Aus dem Italienischen von F. Hausmann und S. Römer. Ein Abend in Rom im Dezember 1834: Zwei Jesuiten klopfen an eine Tür in der Via di Sant'Anna. Sie sind gerufen worden, um eine junge Frau vom Teufel zu befreien. Sie sollen einen Exorzismus vollziehen. Im Generalarchiv des Jesuitenordens hat die Historikerin Fernanda Alfieri das Tagebuch dieser Teufelsaustreibung entdeckt. Der Teufel spricht aus der Besessenen - wütend, witzig und beleidigend. Es ist nicht nur ein zutiefst verstörender Bericht, in dem der Teufel selbst Beleidigungen und derbe Witze im römischen Dialekt von sich gibt. Es ist auch ein außerordentliches Zeugnis der Spannungen einer Epoche zwischen Aufbruch in die Moderne und Restauration. Auf der einen Seite steht die Kirche mit der Überzeugung, dass der Teufel von dem Körper des Mädchens Besitz ergriffen hat. Auf der anderen Seite steht die wissenschaftsbasierte Medizin. Die Priester, die Eltern, die Ärzte, sie alle sind hin- und hergerissen zwischen Aberglauben und moderner Welt.
Rezensionsnotiz zu
Frankfurter Allgemeine Zeitung, 17.06.2023
Rezensent Urs Hafner zufolge beweist Fernanda Alfieri in dieser Erzählung einer historischen Begebenheit handwerkliches Geschick.

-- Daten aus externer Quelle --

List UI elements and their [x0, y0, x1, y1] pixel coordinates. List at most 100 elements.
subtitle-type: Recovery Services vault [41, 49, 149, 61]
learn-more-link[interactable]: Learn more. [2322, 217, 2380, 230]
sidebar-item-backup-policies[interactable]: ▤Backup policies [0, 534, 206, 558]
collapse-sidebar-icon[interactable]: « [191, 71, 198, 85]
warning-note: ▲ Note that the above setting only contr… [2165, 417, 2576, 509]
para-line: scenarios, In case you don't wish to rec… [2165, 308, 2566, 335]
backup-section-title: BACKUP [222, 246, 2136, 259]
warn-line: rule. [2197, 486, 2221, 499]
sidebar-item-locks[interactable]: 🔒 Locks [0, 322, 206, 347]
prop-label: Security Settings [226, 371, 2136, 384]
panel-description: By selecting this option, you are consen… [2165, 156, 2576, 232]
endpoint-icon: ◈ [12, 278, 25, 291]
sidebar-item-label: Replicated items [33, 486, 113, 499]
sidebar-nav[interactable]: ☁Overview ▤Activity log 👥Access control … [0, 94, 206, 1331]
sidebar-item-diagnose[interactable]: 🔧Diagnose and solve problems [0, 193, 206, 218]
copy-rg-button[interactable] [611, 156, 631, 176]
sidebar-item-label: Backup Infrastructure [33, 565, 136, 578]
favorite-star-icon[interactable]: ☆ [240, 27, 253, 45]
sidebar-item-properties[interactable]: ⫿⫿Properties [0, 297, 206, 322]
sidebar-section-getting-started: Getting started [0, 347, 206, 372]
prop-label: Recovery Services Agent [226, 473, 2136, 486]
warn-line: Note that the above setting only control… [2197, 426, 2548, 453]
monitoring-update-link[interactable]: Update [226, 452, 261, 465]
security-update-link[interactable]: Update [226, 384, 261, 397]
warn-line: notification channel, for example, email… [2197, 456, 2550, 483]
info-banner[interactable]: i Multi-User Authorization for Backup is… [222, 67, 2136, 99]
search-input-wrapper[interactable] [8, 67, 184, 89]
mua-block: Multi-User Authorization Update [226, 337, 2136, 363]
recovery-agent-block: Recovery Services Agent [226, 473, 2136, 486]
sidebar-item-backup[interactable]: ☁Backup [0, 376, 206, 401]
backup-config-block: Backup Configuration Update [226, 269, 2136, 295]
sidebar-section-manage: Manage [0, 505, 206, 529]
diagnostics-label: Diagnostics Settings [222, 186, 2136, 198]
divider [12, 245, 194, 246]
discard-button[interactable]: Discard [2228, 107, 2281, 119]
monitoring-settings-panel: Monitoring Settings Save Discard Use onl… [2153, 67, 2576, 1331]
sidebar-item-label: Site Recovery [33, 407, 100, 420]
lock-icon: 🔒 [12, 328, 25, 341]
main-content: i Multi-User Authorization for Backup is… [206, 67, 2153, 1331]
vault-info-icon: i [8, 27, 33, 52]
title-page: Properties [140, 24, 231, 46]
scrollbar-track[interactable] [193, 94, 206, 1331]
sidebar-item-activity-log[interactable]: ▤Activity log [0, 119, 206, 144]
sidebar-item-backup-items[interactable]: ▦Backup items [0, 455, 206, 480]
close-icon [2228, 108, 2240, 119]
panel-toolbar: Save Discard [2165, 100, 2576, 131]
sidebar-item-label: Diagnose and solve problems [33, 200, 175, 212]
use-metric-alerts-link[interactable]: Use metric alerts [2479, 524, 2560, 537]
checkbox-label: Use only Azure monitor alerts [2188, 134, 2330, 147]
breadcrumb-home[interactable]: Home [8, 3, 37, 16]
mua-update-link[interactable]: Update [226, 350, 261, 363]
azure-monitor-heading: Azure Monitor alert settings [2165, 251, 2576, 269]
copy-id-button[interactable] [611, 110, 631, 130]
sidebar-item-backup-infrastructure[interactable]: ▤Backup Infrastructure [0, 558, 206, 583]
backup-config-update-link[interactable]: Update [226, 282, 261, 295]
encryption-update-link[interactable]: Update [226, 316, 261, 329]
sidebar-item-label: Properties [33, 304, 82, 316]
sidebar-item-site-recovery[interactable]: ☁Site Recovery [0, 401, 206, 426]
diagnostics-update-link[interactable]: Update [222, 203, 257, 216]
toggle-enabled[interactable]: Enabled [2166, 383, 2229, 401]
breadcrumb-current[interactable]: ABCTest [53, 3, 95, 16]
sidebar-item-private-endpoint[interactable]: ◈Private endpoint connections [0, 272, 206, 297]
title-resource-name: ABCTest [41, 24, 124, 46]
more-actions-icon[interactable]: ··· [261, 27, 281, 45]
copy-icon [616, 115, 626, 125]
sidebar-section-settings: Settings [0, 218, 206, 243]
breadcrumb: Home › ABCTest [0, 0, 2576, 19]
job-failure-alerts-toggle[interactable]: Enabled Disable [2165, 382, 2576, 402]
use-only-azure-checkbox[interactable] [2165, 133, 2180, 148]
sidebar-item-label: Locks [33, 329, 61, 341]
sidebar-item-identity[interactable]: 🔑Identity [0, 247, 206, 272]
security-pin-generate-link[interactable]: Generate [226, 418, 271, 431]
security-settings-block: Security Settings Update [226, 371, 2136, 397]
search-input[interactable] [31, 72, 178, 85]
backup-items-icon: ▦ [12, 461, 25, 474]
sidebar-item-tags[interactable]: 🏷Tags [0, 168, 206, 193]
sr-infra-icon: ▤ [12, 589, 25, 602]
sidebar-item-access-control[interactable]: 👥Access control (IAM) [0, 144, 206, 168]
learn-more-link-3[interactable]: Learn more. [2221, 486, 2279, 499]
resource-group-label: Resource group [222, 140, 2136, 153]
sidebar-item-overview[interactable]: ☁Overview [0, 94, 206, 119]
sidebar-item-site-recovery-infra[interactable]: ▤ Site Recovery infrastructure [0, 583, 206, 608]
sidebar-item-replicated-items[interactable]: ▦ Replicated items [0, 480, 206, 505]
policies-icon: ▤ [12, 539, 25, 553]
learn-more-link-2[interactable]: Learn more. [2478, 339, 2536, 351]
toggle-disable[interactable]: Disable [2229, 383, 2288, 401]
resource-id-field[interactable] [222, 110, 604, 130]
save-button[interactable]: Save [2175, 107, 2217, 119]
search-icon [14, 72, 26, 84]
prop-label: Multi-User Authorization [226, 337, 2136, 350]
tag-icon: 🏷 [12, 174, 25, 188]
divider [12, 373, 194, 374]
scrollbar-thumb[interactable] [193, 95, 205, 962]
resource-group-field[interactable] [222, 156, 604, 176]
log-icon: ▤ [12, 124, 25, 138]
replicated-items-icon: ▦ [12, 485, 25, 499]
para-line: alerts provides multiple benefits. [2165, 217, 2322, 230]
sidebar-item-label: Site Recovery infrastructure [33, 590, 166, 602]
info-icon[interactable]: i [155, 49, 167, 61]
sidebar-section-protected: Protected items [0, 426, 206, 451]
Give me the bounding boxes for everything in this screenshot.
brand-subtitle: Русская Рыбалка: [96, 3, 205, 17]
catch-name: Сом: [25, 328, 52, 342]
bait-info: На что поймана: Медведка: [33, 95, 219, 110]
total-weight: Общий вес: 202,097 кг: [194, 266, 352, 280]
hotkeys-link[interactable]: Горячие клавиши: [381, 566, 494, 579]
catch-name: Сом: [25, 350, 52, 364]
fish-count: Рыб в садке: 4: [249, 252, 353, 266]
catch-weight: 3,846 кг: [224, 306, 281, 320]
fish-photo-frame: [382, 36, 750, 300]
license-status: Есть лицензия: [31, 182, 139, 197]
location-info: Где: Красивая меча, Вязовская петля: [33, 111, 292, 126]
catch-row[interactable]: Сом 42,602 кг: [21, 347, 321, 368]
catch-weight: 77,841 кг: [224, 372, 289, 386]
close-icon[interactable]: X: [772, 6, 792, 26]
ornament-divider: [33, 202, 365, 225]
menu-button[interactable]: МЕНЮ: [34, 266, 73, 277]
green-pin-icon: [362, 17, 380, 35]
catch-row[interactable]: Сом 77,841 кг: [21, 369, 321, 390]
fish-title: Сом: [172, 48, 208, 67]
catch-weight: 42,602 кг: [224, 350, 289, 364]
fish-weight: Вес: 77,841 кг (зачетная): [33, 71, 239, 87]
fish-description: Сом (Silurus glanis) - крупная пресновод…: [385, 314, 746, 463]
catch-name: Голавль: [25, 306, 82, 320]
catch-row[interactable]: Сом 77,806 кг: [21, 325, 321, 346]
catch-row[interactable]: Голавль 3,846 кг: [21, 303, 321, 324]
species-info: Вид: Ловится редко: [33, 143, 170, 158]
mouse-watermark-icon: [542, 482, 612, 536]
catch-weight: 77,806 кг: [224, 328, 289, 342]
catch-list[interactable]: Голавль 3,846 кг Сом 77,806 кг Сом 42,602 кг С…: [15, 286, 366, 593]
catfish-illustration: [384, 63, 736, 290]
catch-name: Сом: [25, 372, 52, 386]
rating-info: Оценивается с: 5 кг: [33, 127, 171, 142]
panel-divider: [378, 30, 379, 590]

Die italienische Historikerin hat Material aus dem Archiv der Jesuiten in Rom ausgewertet, die den Exorzismus einer jungen Frau durch Kleriker und Mediziner im Jahre 1834 dokumentieren, so der Kritiker. Veronica scheint vom Teufel besessen, erfahren wir: Zwei herbei gerufene Jesuiten versuchen mit unterschiedlichen Mitteln ihre Anfälle zu heilen, aber weder Gebete noch eine im Haus errichtet Kapelle können etwas ausrichten. Alfieri rekonstruiert hier auch einen "männliche getriebenen Kampf der Kulturen", in dem Medizin und Religion über die gesellschaftliche Deutungshoheit und über die Psyche und den Körper der jungen Frau streiten, ohne, dass diese selbst zu Wort kommt. Der Kritiker ist angetan von dieser historischen Erzählung mit "literarischem Flair", hätte sich aber ein etwas sorgfältigeres Lektorat gewünscht.